To use a less flattering European example, Italian voters decided time and again to ignore the proto-fascism of Silvio Berlusconi because he looked like he was having fun. He may have been a grotesque national embarrassment, but between his wealth and his women there were plenty of older Italian men who found him an aspirational figure.

Trump, on the other hand, rarely looks like he’s having fun. He may still appeal to older, white men. But he radiates resentment and racial fears at a time when the only people who find that aspirational are pipe-bombers and mass murderers.

So we have the weird sight of a president celebrating the good economic news by expressing his shock and fears about natural disasters.

“I will say that we had tremendous jobs numbers today,” he told reporters on Friday. “That was shocking to a number of people.

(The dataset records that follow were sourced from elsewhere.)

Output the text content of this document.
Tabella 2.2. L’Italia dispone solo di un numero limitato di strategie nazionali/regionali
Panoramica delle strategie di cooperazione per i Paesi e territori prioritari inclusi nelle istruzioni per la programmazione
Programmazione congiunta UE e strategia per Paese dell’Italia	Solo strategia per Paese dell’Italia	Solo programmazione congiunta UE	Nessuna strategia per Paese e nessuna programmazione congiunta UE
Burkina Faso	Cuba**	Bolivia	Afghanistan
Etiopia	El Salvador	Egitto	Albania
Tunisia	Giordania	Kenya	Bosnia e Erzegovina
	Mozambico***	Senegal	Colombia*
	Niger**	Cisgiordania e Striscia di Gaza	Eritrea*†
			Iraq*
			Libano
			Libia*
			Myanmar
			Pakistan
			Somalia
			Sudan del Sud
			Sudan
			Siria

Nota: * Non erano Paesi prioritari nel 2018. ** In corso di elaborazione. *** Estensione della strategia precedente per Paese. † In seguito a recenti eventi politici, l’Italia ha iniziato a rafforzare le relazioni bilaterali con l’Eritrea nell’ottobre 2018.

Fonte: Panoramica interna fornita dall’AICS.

That was shocking by any standard and that’s despite the hurricane.”

Trump thinks that “shocking” is a good thing. That sentiment echoed his tweetabout the jobs numbers on Friday, which expressed his surprise at the data: “Wow! The US added 250,000 Jobs in October – and this was despite the hurricanes.”

He could have said the jobs numbers were thanks to his own deficit-busting tax cuts or his environment-crushing deregulation. But no. He did tweet, two hours later, a photo of himself in a Game of Thrones design, warning darkly about sanctions against Iran. So let the good times roll!

In between tweets, he continued to stoke outrage and concoct crises by blaming the media for domestic terrorism and saying it was OK for US troops to shoot migrants who might throw rocks.

This is a parody of the terrorist-whupping presidency of George W Bush, whose own claims to national security superiority collapsed in the civil war in Iraq and the waters that flooded New Orleans. Bush was more than just a gunslinger: he aspired to Reaganesque sunshine about America’s present and future.

Trump has neither political quality; he is a one-dimensional politician. He can’t or won’t keep the nation safe against domestic terrorists whose twisted ideology he has tolerated and even endorsed. He can’t or won’t inspire the nation to optimism because he is animated by a sense of impending doom.

That crisis is real for Trump, but it isn’t coming across the border. It’s arriving next week with a Congress that will no longer shield him from investigation. And it’s probably arriving soon after that with a Mueller report that needs to claim asylum outside election season.

Never mind the fake constitutional debate about birthright citizenship. The real constitutional debate about an unlawful president is about to begin.